Security departments also avoid the problem of having to carry an extensive inventory of replacement smart cards and the personnel and security problems that go with lost cards.

Oetjen said he believes that NFC will bring some relief to dealers who process reordering access credentials. “I’m not sure what our rate of expedited shipments is on access card reorders, but I’m sure it is high. It’s one of those things that a lot of customers wait on until they open their last box of access cards,” he said.

With NFC technology, if a customer needs to reorder tokens or credentials they can download from a web portal and acquire clearance much quicker than the way it is done today. “The process should be easier and the customer satisfaction should be higher as a result,” Oetjen said.


Potential drawback

Today, in order for people with iPhones to take advantage of NFC (which is not yet native to the phone), accessories need to be used. The industry sorely needs Apple and Google to include the NFC chip natively in their phones. The solution, at the moment, is an add-on accessory.

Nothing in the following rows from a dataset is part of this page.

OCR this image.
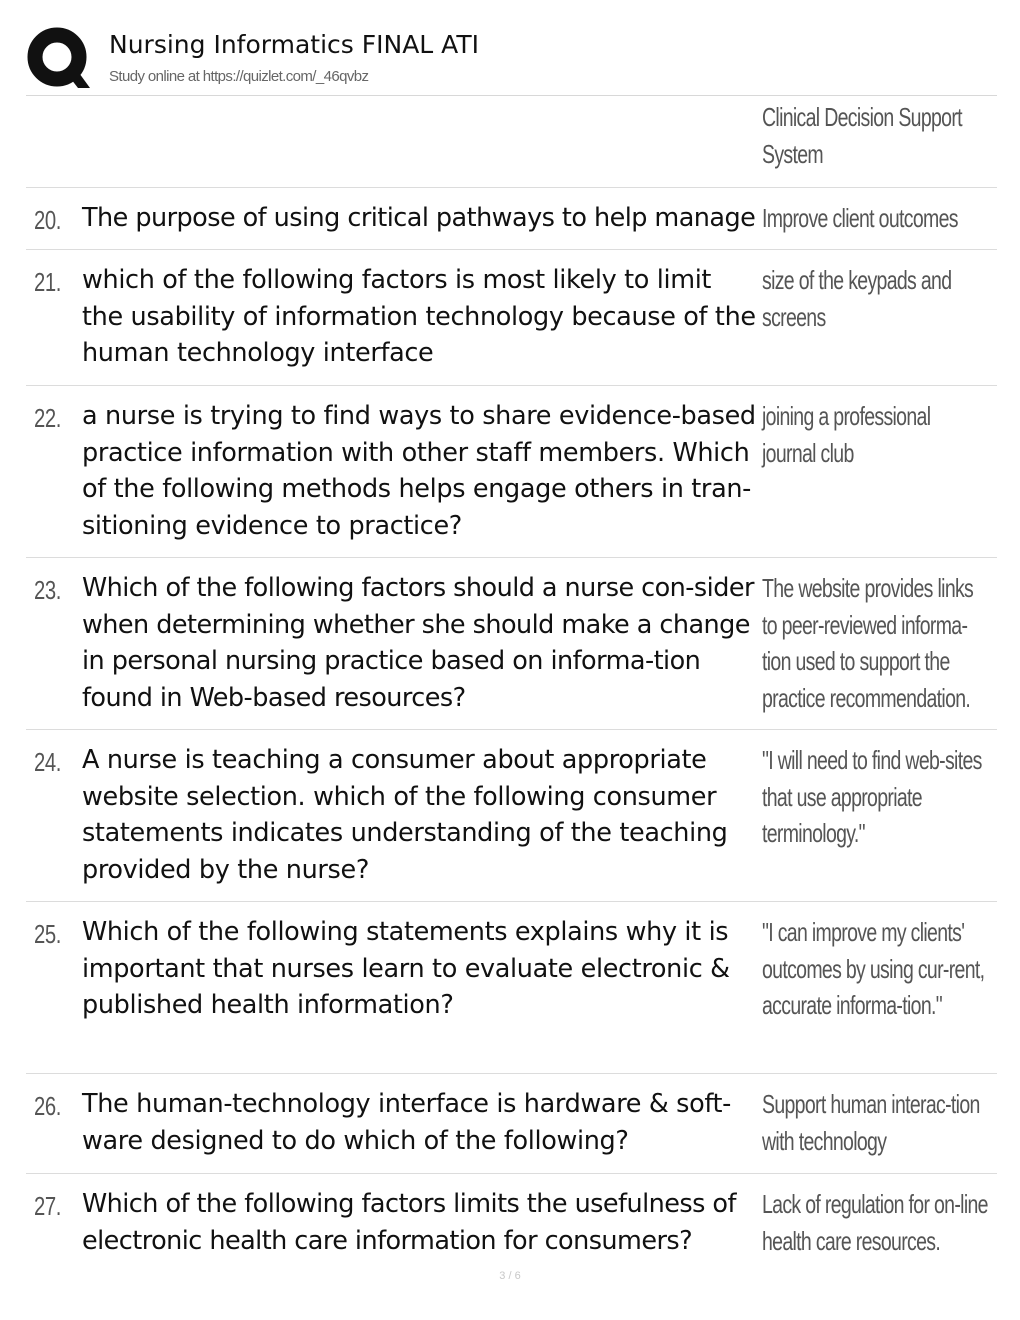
Nursing Informatics FINAL ATI
Study online at https://quizlet.com/_46qvbz
Clinical Decision Support System
20. The purpose of using critical pathways to help manage Improve client outcomes
21. which of the following factors is most likely to limit the usability of information technology because of the human technology interface
size of the keypads and screens
22. a nurse is trying to find ways to share evidence-based practice information with other staff members. Which of the following methods helps engage others in tran-sitioning evidence to practice?
joining a professional journal club
23. Which of the following factors should a nurse con-sider when determining whether she should make a change in personal nursing practice based on informa-tion found in Web-based resources?
The website provides links to peer-reviewed informa-tion used to support the practice recommendation.
24. A nurse is teaching a consumer about appropriate website selection. which of the following consumer statements indicates understanding of the teaching provided by the nurse?
"I will need to find web-sites that use appropriate terminology."
25. Which of the following statements explains why it is important that nurses learn to evaluate electronic & published health information?
"I can improve my clients' outcomes by using cur-rent, accurate informa-tion."
26. The human-technology interface is hardware & soft-ware designed to do which of the following?
Support human interac-tion with technology
27. Which of the following factors limits the usefulness of electronic health care information for consumers?
Lack of regulation for on-line health care resources.
3 / 6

Many phone users are in love their cell phone case. Women may have 10 cases, color-keying them to each day’s outfit. Guys often sport a team logo on their cover. In any case, users do not want to ditch a favorite case and be bothered with an add-on appliance to allow them to use their smartphone as a key. In beta tests, users said they love the technology. But they do not like having to add on an accessory to their phone.

“The only real drawback we have found so far is that native NFC support in cell phones is not as widely available as some had hoped it would be by now,” Ledwith said.

From a security point of view, Oetjen said the main drawback to NFC is the loss of the traditional ID badge that so many companies require their employees to display for security purposes when they are at work.

“This may be the single most challenging item to overcome for NFC to become a mainstream technology for security purposes,” he said. “There will be a significant number of end users who simply won’t want to give up their ID badges, so NFC probably won’t be for everyone as a security technology.”